Paroles de jeunes voyageurs
David Etienne, Fribourgeois de 18 ans, parti 6 mois en Argentine avec AFS: «Mon grand frère avait découvert la Bolivie grâce à AFS. J’avais envie de faire comme lui. Longtemps avant le départ je me réjouissais de partir et puis, plus la date a approché et plus j’ai eu peur! Peur de tout quitter, ma famille, mes amis, ma copine… Finalement, je me suis envolé vers l’Argentine début 2008. Au début, c’était assez dur: je m’ennuyais, il faisait chaud, ma vie en Suisse me manquait et puis parler en permanence dans une autre langue, c’est très fatigant. Après trois semaines, l’école a débuté et tout s’est arrangé. J’ai rencontré des jeunes de mon âge, très ouverts, qui m’ont invité partout. Hélas, dès que l’on commence à vraiment s’habituer à sa nouvelle vie, il faut déjà la quitter!»
Noémie Guyot, 18 ans, de la Chaux de Fonds, partie 1 an en Nouvelle-Zélande avec AFS: «Je voulais partir très loin dans un pays que je ne connaissais pas. J’ai choisi la Nouvelle-Zélande. J’ai d’abord débarqué dans une famille indonésienne qui parlait très mal anglais. Au bout d’un mois, je suis partie. J’ai alors vécu pendant deux mois chez un responsable AFS, avant que celui-ci ne me trouve une autre famille. C’était une famille géniale, avec qui je garde toujours contact. Là-bas, le système scolaire n’est pas très exigeant, donc c’est assez facile de suivre des cours dans une autre langue. Grâce à ce voyage j’ai gagné en maturité et j’ai perdu ma timidité. J’ai également découvert une autre culture. C’est une expérience extraordinaire! Le plus dur, au final, reste le retour. J’ai constaté que mes amis, qui sont restés ici, n’avaient pas changé autant que moi pendant mon voyage.»

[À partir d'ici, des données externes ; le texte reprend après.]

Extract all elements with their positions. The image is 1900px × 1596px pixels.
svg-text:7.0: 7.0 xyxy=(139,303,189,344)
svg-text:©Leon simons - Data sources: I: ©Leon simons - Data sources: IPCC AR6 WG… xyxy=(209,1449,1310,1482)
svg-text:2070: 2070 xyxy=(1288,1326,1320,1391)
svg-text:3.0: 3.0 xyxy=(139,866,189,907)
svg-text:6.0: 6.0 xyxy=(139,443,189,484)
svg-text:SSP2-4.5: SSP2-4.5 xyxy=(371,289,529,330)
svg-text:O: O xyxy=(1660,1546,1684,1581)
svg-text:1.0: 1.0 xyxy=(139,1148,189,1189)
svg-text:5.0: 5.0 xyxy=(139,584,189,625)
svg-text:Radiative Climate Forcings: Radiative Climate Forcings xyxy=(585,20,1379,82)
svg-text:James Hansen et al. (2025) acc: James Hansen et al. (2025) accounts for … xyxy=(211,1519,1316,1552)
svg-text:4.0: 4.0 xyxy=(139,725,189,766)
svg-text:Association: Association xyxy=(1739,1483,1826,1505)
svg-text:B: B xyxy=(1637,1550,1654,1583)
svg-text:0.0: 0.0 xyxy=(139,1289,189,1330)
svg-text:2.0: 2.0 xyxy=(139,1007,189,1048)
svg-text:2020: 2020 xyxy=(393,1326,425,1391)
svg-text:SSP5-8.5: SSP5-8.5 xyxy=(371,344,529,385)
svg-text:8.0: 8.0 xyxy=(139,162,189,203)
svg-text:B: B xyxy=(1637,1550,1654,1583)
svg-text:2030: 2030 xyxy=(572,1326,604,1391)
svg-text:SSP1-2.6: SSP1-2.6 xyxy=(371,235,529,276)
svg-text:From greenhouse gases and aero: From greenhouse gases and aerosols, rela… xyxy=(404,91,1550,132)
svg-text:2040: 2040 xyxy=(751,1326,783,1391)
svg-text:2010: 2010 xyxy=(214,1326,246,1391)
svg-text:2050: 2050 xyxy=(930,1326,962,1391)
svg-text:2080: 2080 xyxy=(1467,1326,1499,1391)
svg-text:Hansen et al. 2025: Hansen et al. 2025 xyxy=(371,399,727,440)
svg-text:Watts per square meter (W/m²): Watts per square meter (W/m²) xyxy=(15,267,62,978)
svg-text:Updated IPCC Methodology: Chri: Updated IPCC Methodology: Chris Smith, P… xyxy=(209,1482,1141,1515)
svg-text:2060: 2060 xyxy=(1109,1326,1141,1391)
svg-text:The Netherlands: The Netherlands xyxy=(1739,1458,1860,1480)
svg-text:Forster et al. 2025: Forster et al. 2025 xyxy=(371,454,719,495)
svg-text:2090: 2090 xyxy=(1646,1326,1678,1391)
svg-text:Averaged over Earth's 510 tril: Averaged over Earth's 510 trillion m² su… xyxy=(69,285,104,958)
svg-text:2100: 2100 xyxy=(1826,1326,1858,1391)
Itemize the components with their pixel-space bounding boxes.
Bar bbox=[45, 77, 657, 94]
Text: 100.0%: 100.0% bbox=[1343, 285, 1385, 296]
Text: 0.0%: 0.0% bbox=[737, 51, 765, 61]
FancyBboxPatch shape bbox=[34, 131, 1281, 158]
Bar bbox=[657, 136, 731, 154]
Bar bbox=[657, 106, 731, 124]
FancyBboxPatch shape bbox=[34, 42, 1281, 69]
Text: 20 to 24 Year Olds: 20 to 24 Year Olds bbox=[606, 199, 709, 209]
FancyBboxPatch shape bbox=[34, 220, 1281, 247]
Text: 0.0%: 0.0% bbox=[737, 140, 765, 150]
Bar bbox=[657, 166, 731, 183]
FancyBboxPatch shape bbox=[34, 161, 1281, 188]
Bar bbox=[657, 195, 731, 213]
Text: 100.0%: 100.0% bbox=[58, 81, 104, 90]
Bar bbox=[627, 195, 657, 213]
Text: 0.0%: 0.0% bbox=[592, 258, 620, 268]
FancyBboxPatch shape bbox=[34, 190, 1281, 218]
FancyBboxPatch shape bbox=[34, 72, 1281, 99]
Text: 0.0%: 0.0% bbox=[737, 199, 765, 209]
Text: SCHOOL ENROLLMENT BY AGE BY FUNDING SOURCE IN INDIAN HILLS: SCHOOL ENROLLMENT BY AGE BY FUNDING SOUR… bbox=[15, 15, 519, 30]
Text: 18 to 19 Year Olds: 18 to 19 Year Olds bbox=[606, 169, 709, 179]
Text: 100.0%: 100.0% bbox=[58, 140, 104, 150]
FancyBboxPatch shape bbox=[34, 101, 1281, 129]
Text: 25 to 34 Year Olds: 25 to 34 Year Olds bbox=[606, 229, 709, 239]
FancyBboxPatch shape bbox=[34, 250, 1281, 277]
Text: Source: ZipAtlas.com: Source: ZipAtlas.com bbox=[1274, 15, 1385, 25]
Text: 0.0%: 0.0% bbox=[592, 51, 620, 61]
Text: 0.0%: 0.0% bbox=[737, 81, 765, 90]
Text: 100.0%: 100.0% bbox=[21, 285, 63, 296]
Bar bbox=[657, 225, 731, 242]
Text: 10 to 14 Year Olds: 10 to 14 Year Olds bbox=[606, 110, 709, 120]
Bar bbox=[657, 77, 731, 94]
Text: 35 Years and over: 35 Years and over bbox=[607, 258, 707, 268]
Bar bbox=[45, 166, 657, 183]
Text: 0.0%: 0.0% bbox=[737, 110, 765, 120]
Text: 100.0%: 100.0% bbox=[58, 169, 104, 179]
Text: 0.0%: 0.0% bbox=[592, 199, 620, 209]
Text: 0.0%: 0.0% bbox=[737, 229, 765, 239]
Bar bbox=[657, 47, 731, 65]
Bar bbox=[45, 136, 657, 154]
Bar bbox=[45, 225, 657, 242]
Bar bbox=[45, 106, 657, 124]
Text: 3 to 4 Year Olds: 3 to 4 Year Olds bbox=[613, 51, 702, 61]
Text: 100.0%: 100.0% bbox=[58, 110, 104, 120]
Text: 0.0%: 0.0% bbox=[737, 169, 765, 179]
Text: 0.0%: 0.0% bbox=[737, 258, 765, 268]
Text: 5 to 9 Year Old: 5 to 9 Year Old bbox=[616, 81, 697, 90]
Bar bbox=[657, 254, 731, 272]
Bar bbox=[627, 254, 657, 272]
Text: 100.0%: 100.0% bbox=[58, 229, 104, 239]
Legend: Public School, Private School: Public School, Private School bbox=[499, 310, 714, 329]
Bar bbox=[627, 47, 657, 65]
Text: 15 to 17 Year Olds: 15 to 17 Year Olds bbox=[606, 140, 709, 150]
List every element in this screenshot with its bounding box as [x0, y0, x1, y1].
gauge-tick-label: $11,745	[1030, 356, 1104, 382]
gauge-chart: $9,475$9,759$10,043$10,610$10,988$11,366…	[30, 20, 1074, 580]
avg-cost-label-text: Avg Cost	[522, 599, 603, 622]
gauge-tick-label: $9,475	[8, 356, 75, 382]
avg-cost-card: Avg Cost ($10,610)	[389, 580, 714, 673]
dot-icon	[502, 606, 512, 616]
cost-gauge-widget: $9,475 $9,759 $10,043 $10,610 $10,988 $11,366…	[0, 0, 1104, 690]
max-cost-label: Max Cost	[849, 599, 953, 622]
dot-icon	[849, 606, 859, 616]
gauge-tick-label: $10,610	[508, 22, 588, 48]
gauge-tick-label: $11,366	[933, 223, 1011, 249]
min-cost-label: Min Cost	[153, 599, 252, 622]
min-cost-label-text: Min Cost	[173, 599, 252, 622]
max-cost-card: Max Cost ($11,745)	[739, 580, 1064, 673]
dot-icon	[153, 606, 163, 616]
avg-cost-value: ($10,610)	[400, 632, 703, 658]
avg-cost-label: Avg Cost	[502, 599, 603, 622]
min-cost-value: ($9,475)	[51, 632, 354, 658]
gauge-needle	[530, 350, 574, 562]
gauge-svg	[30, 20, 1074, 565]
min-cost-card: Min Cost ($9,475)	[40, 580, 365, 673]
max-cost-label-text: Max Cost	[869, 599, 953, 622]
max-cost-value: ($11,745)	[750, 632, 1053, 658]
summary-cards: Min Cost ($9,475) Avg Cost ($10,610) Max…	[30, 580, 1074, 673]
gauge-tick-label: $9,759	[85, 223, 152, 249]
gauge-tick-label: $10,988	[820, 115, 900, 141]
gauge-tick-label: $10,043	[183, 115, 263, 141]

Julie Huissoud, 20 ans, partie 11 mois dans l’Ohio (USA), avec YFU: «Le premier jour, on a l’air un peu bête! Bien sûr, les gens sont très patients, mais on ne comprend pas tout et on ne sait ni que faire, ni comment le faire. Par exemple, dans le village où je résidais, il n’y avait pas de transports publics. Ca a l’air très bête, mais cela m’a décontenancé. En Suisse, j’ai l’habitude d’aller où je veux par mes propres moyens. Là, j’étais complètement dépendante de ma famille d’accueil. Au bout de trois mois, j’ai commencé à rêver en anglais, je m’étais enfin mise dans le bain. Ce voyage m’a permis de voir mes limites et de développer mes capacités d’adaptation. Désormais, je vais beaucoup plus facilement vers les autres. Si c’était à refaire, je n’irais pas aux Etats-Unis. C’est un pays dans lequel on peut se rendre n’importe quand dans sa vie. Je choisirais un endroit plus difficile d’accès et dans lequel on parle une autre langue que l’anglais.»
——-
Une version de cet article est parue dans l’Hebdo.